Traceback (most recent call last):
  File "run.py", line 226, in <module>
    globals()['run_'+args.type]()
  File "run.py", line 74, in run_evaluate
    evaluator = make_evaluator(cfg)
  File "/home/nizar/Desktop/workspace/clean-pvnet/lib/evaluators/make_evaluator.py", line 19, in make_evaluator
    return _evaluator_factory(cfg)
  File "/home/nizar/Desktop/workspace/clean-pvnet/lib/evaluators/make_evaluator.py", line 11, in _evaluator_factory
    evaluator = imp.load_source(module, path).Evaluator(cfg.result_dir)
  File "/home/nizar/.pyenv/versions/3.7.3/lib/python3.7/imp.py", line 171, in load_source
    module = _load(spec)
  File "<frozen importlib._bootstrap>", line 696, in _load
  File "<frozen importlib._bootstrap>", line 677, in _load_unlocked
  File "<frozen importlib._bootstrap_external>", line 728, in exec_module
  File "<frozen importlib._bootstrap>", line 219, in _call_with_frames_removed
  File "lib/evaluators/linemod/pvnet.py", line 13, in <module>
    from lib.csrc.uncertainty_pnp import un_pnp_utils
  File "/home/nizar/Desktop/workspace/clean-pvnet/lib/csrc/uncertainty_pnp/un_pnp_utils.py", line 1, in <module>
    from lib.csrc.uncertainty_pnp._ext import lib, ffi
ImportError: libspqr.so.2.0.2: cannot open shared object file: No such file or directory

Is there something i did wrong?

My setup: ubuntu18.04.4 LTS python 3.7.3

About this issue

  • Original URL
  • State: closed
  • Created 4 years ago
  • Comments: 15 (8 by maintainers)

Most upvoted comments

Maybe you could try ubuntu 16.04.

Thanks!

Re compiling all the dependencies, I think i had make it work under ubuntu 18.04.

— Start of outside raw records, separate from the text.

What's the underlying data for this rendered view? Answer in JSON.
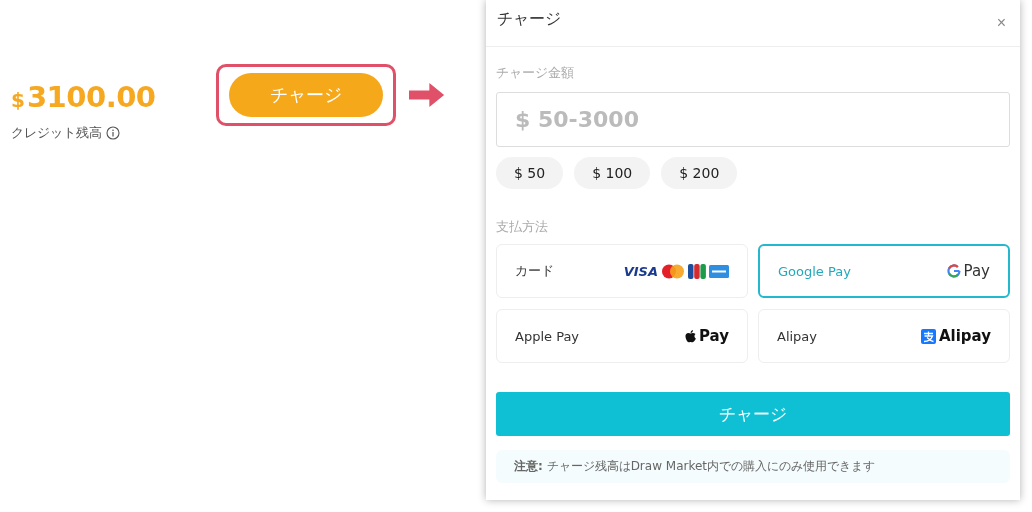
{
  "balance": {
    "currency": "$",
    "amount": "3100.00",
    "label": "クレジット残高"
  },
  "charge_button": {
    "label": "チャージ"
  },
  "dialog": {
    "title": "チャージ",
    "close": "×",
    "amount_label": "チャージ金額",
    "amount_field": {
      "placeholder": "$ 50-3000"
    },
    "presets": [
      {
        "label": "$ 50",
        "selected": false
      },
      {
        "label": "$ 100",
        "selected": false
      },
      {
        "label": "$ 200",
        "selected": false
      }
    ],
    "method_label": "支払方法",
    "methods": [
      {
        "kind": "card",
        "label": "カード",
        "logo_text": "VISA",
        "selected": false
      },
      {
        "kind": "google",
        "label": "Google Pay",
        "logo_text": "Pay",
        "selected": true
      },
      {
        "kind": "apple",
        "label": "Apple Pay",
        "logo_text": "Pay",
        "selected": false
      },
      {
        "kind": "alipay",
        "label": "Alipay",
        "logo_text": "Alipay",
        "selected": false
      }
    ],
    "submit": "チャージ",
    "note": "**注意:** チャージ残高はDraw Market内での購入にのみ使用できます"
  }
}
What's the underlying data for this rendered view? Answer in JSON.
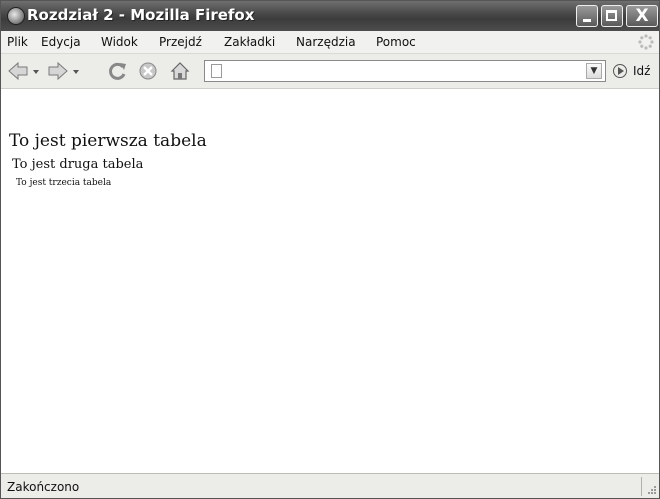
{
  "window": {
    "title": "Rozdział 2 - Mozilla Firefox",
    "controls": {
      "minimize": "_",
      "maximize": "□",
      "close": "X"
    }
  },
  "menu": {
    "items": [
      {
        "label": "Plik"
      },
      {
        "label": "Edycja"
      },
      {
        "label": "Widok"
      },
      {
        "label": "Przejdź"
      },
      {
        "label": "Zakładki"
      },
      {
        "label": "Narzędzia"
      },
      {
        "label": "Pomoc"
      }
    ]
  },
  "navigation": {
    "address_value": "",
    "go_label": "Idź",
    "icons": [
      "back-arrow-icon",
      "forward-arrow-icon",
      "reload-icon",
      "stop-icon",
      "home-icon",
      "page-icon",
      "go-icon"
    ]
  },
  "content": {
    "table1": "To jest pierwsza tabela",
    "table2": "To jest druga tabela",
    "table3": "To jest trzecia tabela"
  },
  "status": {
    "text": "Zakończono"
  }
}
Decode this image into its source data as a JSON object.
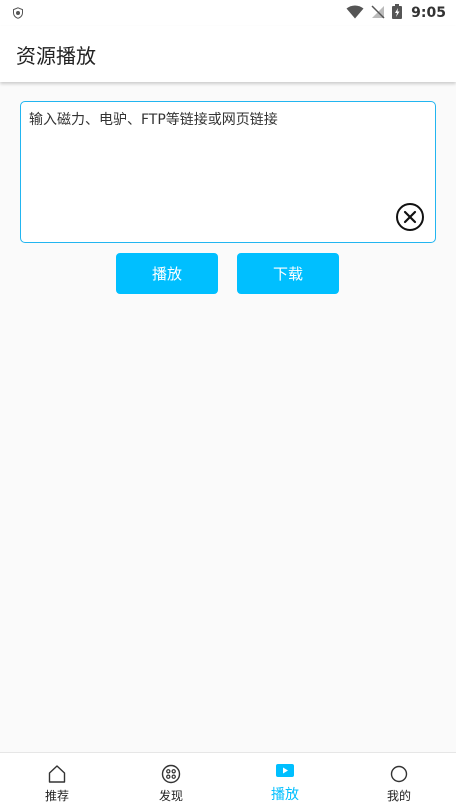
{
  "status_bar": {
    "time": "9:05",
    "icons": [
      "shield-icon",
      "wifi-icon",
      "no-signal-icon",
      "battery-charging-icon"
    ]
  },
  "app_bar": {
    "title": "资源播放"
  },
  "url_input": {
    "placeholder": "输入磁力、电驴、FTP等链接或网页链接",
    "value": ""
  },
  "buttons": {
    "play_label": "播放",
    "download_label": "下载"
  },
  "bottom_nav": {
    "items": [
      {
        "label": "推荐",
        "icon": "home-icon",
        "active": false
      },
      {
        "label": "发现",
        "icon": "discover-icon",
        "active": false
      },
      {
        "label": "播放",
        "icon": "play-icon",
        "active": true
      },
      {
        "label": "我的",
        "icon": "profile-icon",
        "active": false
      }
    ]
  },
  "colors": {
    "accent": "#00bfff",
    "input_border": "#22b5f0",
    "background": "#fafafa"
  }
}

~/Desktop/workspace/clean-pvnet/lib/csrc/ransac_voting/ransac_voting_gpu.py:140: UserWarning: This overload of nonzero is deprecated:
        nonzero(Tensor input, *, Tensor out)
Consider using one of the following signatures instead:
        nonzero(Tensor input, *, bool as_tuple) (Triggered internally at  /pytorch/torch/csrc/utils/python_arg_parser.cpp:766.)
  coords = torch.nonzero(cur_mask).float()  # [tn,2]
~/Desktop/workspace/clean-pvnet/lib/csrc/ransac_voting/ransac_voting_gpu.py:142: UserWarning: indexing with dtype torch.uint8 is now deprecated, please use a dtype torch.bool instead. (Triggered internally at  /pytorch/aten/src/ATen/native/IndexingUtils.h:20.)
  direct = vertex[bi].masked_select(torch.unsqueeze(torch.unsqueeze(cur_mask, 2), 3))  # [tn,vn,2]
Segmentation fault (core dumped)

I keep getting this segmentation fault. Is there anything i can do about this?

You need to remove the build directory under lib/csrc/uncertainty_pnp before re-compiling it. The easiest way is changing ubuntu to 16.04.